Para o agrônomo Andre Camargo Volpato, existe uma dependência da agricultura com relação aos agrotóxicos, isso graças à lógica imposta nos últimos tempos. Porém, ele destaca que já são grandes as experiências e pesquisas para o desenvolvimento de produtos para controle de pragas e doenças que não sejam tóxicos. “O que falta para esse caminho é pesquisa das empresas e do governo para desenvolver e disseminar essas tecnologias limpas em larga escala”, ressalta Volpato.

É preciso observar a natureza
O agricultor e empresário Valdecir Zanovello, 65, conta que entre suas experiências na lavoura já enfrentou uma severa praga de lesma que lhe tirou o sono. Lendo sobre o assunto, ele descobriu uma forma de eliminar a praga sem utilizar substâncias toxicas, usando apenas o “pó de rocha”, que, segundo ele, ainda serve como nutriente para a terra. “Existem algumas técnicas em que não é preciso usar os defensivos agrícolas, e, assim, são muitas coisas que descobrimos simplesmente observando a natureza e buscando mais conhecimento”, declara o agricultor.

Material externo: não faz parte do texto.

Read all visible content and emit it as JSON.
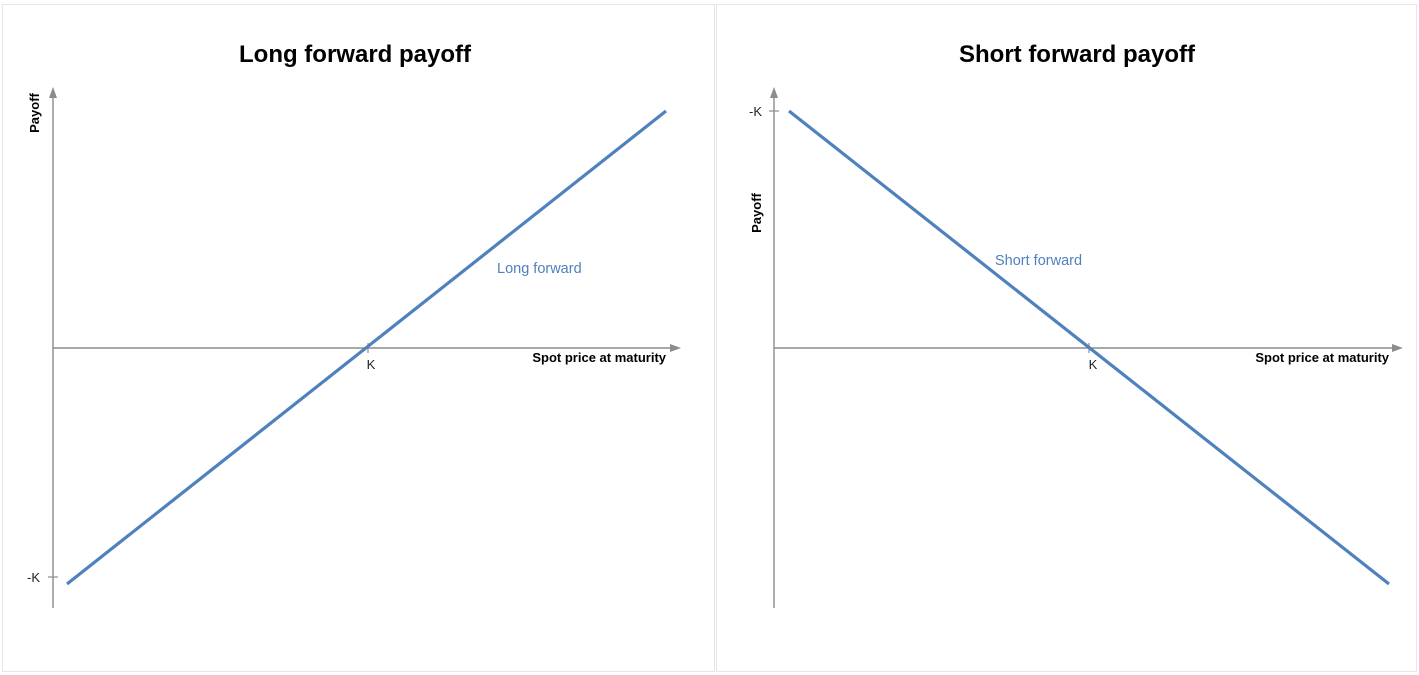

Arma química: a origem dos agrotóxicos
Mergulhar na história dos defensivos agrícolas e conhecer sua origem permite compreender um pouco dos motivos que o torna tão polêmico. Antes de s fazer parte dos processos de manuseios das lavouras pelo mundo afora, os produtos eram amplamente usados como armas químicas durante a Segunda Guerra Mundial.

Após o fim dos conflitos, a destinação dos agrotóxicos mudou e passou a ser utilizado no combate de pragas presentes nas grandes plantações. No período pós-guerra, a indústria química encontrou uma grande oportunidade de expandir os negócios com a venda dos defensivos agrícolas. Diante da fome que assolava a Europa em decorrência dos combates, surgiu a “Revolução Verde”, que tinha como objetivo fomentar a agricultura, resultando na produção de alimentos em larga escala.

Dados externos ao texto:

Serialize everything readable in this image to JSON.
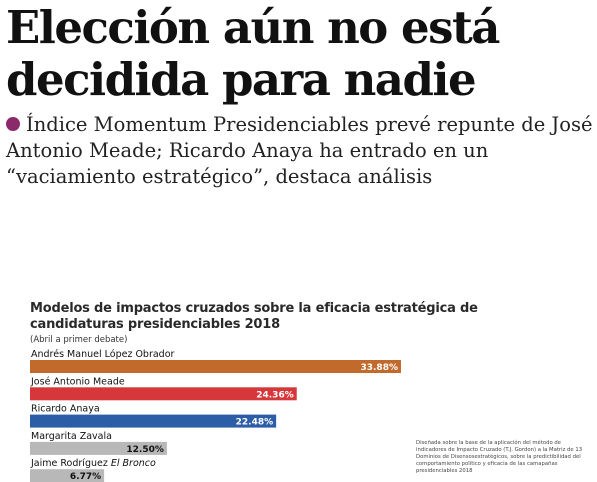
{
  "headline": "Elección aún no está decidida para nadie",
  "dek": "Índice Momentum Presidenciables prevé repunte de José Antonio Meade; Ricardo Anaya ha entrado en un “vaciamiento estratégico”, destaca análisis",
  "footnote": "Diseñada sobre la base de la aplicación del método de indicadores de Impacto Cruzado (T.J. Gordon) a la Matriz de 13 Dominios de Disensosestratégicos, sobre la predictibilidad del comportamiento político y eficacia de las camapañas presidenciables 2018",
  "chart_data": {
    "type": "bar",
    "orientation": "horizontal",
    "title": "Modelos de impactos cruzados sobre la eficacia estratégica de candidaturas presidenciables 2018",
    "subtitle": "(Abril a primer debate)",
    "unit": "%",
    "categories": [
      "Andrés Manuel López Obrador",
      "José Antonio Meade",
      "Ricardo Anaya",
      "Margarita Zavala",
      "Jaime Rodríguez El Bronco"
    ],
    "values": [
      33.88,
      24.36,
      22.48,
      12.5,
      6.77
    ],
    "value_labels": [
      "33.88%",
      "24.36%",
      "22.48%",
      "12.50%",
      "6.77%"
    ],
    "colors": [
      "#c26a2c",
      "#d6373a",
      "#2b5ea7",
      "#b8b8b8",
      "#b8b8b8"
    ],
    "label_colors": [
      "#ffffff",
      "#ffffff",
      "#ffffff",
      "#111111",
      "#111111"
    ]
  }
}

Qualidade estética e nutricional dos alimentos
Na sociedade das influências digitais não são apenas as pessoas que sofrem a imposição de padrões de beleza esteticamente perfeitos, os alimentos também. Enquanto uma parte da população preza pelo visual das frutas, verduras, legumes e hortaliças, outra porção não abre mão da qualidade nutricional que cada um oferece.

O agricultor e empresário Valdecir Zanovello comenta que esses dois tipos de consumidores se dividem entre a qualidade estética e nutricional dos alimentos, o que acaba obrigando muito dos produtores a recorrem ao uso dos agrotóxicos por não terem capacidade de atender todas as demandas.
“Quando eu preciso usar, sempre procuro ler todas as instruções e, principalmente, saber o tempo que ele fica agindo na cultura. Caso o defensivo agrícola fique agindo por muito tempo, eu prefiro abrir mão da qualidade estética devido às consequências que isso pode causar a saúde de quem consume”, destaca Zanovello.

A nutricionista Camila destaca que os alimentos orgânicos são mais saborosos e nutritivos

A nutricionista Camila Kleber de Oliveira, destaca que a agricultura orgânica condena e exclui o uso de fertilizantes sintéticos ou qualquer produto químico, e tem o compromisso de preservar os recursos naturais. “Um alimento sem agrotóxico possui mais sabor e aroma do que os produzidos em larga escala, além de apresentar maior concentração de nutrientes e antioxidantes”, acrescenta Camila.

Para a também agricultora e empresária Carmen Regina da Silva, a preferência por produtos esteticamente bonitos sem levar em consideração a qualidade nutricional é uma questão de consciência. “Os meus clientes, por exemplo, não reclamam se encontram um legume diferente daqueles encontrados nos mercados convencionais, porque eles sabem o valor em nutrientes que uma alimentação orgânica oferece”, afirma Carmem.